Lo más interesante del proyecto, con María Li Bao al frente, es que responde a la iniciativa de ciudadanos chinos de segunda generación, nacidos aquí o llegados a estos pagos a edad muy temprana, jóvenes que hablan castellano, catalán y lo que haga falta, emprendedores con la voluntad de imprimir un giro a los negocios que sus progenitores abrieron en los años 80 y 90, al filo de los Juegos Olímpicos. Los tiempos han cambiado desde entonces. Apenas se anuncian ahora restaurantes chinos como tales; muchos se han japonizado o bien ofrecen cocina de fusión, tal vez porque con el paso de los años ha ido extendiéndose una suerte de mantra popular: “Si es chino, tiene que ser muy barato”. Y de escasa calidad. Lo de cajón: rollitos de primavera, cerdo agridulce y un pollo con almendras que jamás se vio en las callejuelas de Pekín.

Se trata de un proyecto encabezado por las segundas generaciones de la inmigración oriental

La empresaria, de 40 años, era muy consciente del fenómeno.
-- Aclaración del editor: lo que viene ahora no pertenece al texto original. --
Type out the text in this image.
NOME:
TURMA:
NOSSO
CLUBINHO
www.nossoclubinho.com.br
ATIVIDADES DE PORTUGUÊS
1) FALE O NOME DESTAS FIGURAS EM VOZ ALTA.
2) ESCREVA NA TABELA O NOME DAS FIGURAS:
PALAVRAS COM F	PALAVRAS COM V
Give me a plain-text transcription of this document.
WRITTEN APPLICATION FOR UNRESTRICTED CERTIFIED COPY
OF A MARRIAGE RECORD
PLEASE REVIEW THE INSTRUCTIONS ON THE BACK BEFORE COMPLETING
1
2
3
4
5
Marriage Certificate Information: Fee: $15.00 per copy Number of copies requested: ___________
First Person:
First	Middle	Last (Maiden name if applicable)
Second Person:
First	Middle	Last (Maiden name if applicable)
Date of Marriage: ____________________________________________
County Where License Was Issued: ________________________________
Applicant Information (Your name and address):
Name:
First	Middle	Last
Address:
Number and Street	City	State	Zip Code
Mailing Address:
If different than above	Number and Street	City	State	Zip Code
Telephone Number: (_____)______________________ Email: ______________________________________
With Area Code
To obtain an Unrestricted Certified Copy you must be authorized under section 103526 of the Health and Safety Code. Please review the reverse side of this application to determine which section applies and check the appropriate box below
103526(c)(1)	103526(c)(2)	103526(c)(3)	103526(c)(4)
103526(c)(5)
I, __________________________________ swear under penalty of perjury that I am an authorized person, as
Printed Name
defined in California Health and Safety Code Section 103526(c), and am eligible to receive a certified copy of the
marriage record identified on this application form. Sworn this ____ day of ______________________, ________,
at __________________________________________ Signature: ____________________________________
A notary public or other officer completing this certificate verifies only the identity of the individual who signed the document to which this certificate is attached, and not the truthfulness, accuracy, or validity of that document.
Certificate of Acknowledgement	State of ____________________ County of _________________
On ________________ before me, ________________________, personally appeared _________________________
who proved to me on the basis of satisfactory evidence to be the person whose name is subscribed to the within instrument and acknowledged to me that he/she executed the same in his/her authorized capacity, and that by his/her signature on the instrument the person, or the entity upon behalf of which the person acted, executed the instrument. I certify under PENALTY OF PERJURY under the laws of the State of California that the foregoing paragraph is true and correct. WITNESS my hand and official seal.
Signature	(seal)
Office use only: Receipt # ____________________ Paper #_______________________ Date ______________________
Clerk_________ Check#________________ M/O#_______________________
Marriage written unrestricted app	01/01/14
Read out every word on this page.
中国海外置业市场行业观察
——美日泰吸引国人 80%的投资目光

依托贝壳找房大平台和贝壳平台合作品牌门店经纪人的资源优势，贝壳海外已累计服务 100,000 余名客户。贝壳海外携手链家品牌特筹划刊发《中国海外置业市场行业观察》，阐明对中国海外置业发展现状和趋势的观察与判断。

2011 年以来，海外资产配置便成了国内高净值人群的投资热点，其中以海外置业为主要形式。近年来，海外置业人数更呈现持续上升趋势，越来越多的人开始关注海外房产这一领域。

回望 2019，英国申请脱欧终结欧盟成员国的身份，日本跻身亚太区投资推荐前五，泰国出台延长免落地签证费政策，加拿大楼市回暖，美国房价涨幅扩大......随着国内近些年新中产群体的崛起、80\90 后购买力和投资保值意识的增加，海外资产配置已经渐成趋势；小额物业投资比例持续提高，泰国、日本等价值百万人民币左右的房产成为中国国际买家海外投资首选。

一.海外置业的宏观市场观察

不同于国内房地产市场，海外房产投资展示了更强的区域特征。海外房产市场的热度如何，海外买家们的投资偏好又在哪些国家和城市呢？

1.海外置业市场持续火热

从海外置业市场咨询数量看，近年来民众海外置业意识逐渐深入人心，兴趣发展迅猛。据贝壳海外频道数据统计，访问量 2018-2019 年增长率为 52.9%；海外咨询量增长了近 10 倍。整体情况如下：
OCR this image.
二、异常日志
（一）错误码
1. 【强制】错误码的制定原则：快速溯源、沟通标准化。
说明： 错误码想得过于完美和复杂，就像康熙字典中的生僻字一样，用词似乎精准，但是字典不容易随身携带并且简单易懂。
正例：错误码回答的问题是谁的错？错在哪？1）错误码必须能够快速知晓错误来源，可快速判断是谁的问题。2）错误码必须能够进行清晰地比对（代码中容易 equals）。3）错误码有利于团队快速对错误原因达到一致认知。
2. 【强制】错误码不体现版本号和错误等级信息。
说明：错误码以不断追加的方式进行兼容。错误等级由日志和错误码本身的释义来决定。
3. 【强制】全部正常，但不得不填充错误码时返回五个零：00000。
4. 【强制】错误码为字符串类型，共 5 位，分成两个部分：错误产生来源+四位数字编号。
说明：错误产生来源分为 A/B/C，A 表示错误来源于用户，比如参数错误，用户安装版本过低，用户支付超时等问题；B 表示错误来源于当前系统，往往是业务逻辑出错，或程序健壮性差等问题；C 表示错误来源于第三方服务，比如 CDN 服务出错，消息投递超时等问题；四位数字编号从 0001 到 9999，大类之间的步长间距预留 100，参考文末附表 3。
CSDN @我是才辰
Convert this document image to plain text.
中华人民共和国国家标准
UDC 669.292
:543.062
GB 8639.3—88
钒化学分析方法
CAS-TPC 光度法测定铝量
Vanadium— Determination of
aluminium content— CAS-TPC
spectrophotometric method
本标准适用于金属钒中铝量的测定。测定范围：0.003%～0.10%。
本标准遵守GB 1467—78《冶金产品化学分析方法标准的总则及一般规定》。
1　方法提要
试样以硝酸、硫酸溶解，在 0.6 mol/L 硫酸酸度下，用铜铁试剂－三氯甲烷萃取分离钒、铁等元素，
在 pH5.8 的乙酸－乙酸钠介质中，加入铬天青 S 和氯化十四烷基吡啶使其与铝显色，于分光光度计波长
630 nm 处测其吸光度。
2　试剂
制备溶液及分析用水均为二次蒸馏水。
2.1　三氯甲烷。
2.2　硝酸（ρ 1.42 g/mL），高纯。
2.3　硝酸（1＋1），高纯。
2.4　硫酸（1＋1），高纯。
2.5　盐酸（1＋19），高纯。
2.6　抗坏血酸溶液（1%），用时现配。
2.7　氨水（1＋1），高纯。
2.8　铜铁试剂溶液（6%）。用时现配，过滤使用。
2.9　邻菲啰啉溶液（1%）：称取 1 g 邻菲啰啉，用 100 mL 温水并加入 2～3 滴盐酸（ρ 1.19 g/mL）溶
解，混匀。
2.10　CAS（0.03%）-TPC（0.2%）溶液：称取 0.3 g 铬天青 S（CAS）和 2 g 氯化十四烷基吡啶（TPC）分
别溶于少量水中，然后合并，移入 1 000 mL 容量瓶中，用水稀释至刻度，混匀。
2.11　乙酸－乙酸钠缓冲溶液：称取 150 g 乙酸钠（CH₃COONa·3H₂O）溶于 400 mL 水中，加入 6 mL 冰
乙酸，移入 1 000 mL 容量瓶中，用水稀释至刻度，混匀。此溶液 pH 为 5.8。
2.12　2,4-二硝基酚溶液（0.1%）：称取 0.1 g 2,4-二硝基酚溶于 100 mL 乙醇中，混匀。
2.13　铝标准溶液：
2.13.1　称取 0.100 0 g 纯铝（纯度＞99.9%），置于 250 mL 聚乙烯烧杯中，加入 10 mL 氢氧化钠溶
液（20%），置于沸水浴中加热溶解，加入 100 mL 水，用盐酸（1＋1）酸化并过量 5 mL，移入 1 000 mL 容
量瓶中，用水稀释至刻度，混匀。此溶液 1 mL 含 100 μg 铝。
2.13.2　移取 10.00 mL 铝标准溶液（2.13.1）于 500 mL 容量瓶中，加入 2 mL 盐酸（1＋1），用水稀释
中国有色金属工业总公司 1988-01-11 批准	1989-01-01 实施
Nació en Qintiang, una pequeña ciudad de la provincia oriental de Zhenjiang, de donde proviene la mayoría de los chinos que residen aquí, así como los copropietarios del nuevo negocio, China Crown. María Li Bao llegó a los 10 años a Madrid, donde sus padres habían abierto un restaurante chino, el típico de menú barato y platos de batalla. Tampoco reniega de aquello porque le dio de comer de pequeña; el de sus padres era un oficio más, como cualquier otro, para ganarse las lentejas. “Comencé a trabajar de camarera en el restaurante, y pronto me di cuenta de que tenía poco futuro tal y como el negocio estaba planteado”. Un caso idéntico al de sus socios en Barcelona, cuyos padres nunca llegaron a manejarse bien con los idiomas locales.

Platos de la nobleza imperial

A partir de esa intuición, Li Bao, propietaria en Madrid del restaurante Shanghai Mama, comenzó a recorrer China hace unos ocho años, junto con otros miembros de su equipo, con el propósito de estudiar la gastronomía a fondo, dar con las materias primas adecuadas y rescatar los platos que degustaban la nobleza imperial y los funcionarios de la corte hace 400 años. Durante el periplo, hicieron escala en Gansu, a unos 3.000 kilómetros de Shanghái, una región importante por donde discurría la ruta de la seda de donde trajeron, por ejemplo, la receta de cordero que se sirve en el restaurante. De Yunan, tubérculos autóctonos. Aparte de la carta, que abarca el conjunto de la cocina imperial en su inmensidad geográfica, existen dos menús degustación, La ruta de la seda (48 €) y Caja imperial (58 €). Dice Li Bao que su objetivo no reside tanto en el lujo como en el regreso a la raíz, al origen.

Recordará el lector habituado a patear el Eixample que, hasta hace bien poco, los bajos de Casa Calvet, lo que habían sido las oficinas del empresario textil oriundo de Vilassar de Mar, albergaron el restaurante homónimo, donde el chef Miquel Alija servía platos de la cocina tradicional catalana y creaciones con un punto de innovación, como el risotto con espardenyes, la perdiz con castañas o las costillas de cordero empanadas con pistachos y alioli de tomate. Inaugurado en 1994, se convirtió enseguida en un local de muchas campanillas donde solía reunirse a mediodía la flor y nata del empresariado catalán, los jefazos de grandes firmas como Abertis, La Caixa o la Damm… También dicen que fue el restaurante de cabecera de Núria de Gispert, expresidenta del Parlament. Un establecimiento de calidad, pero caro para el bolsillo de a pie.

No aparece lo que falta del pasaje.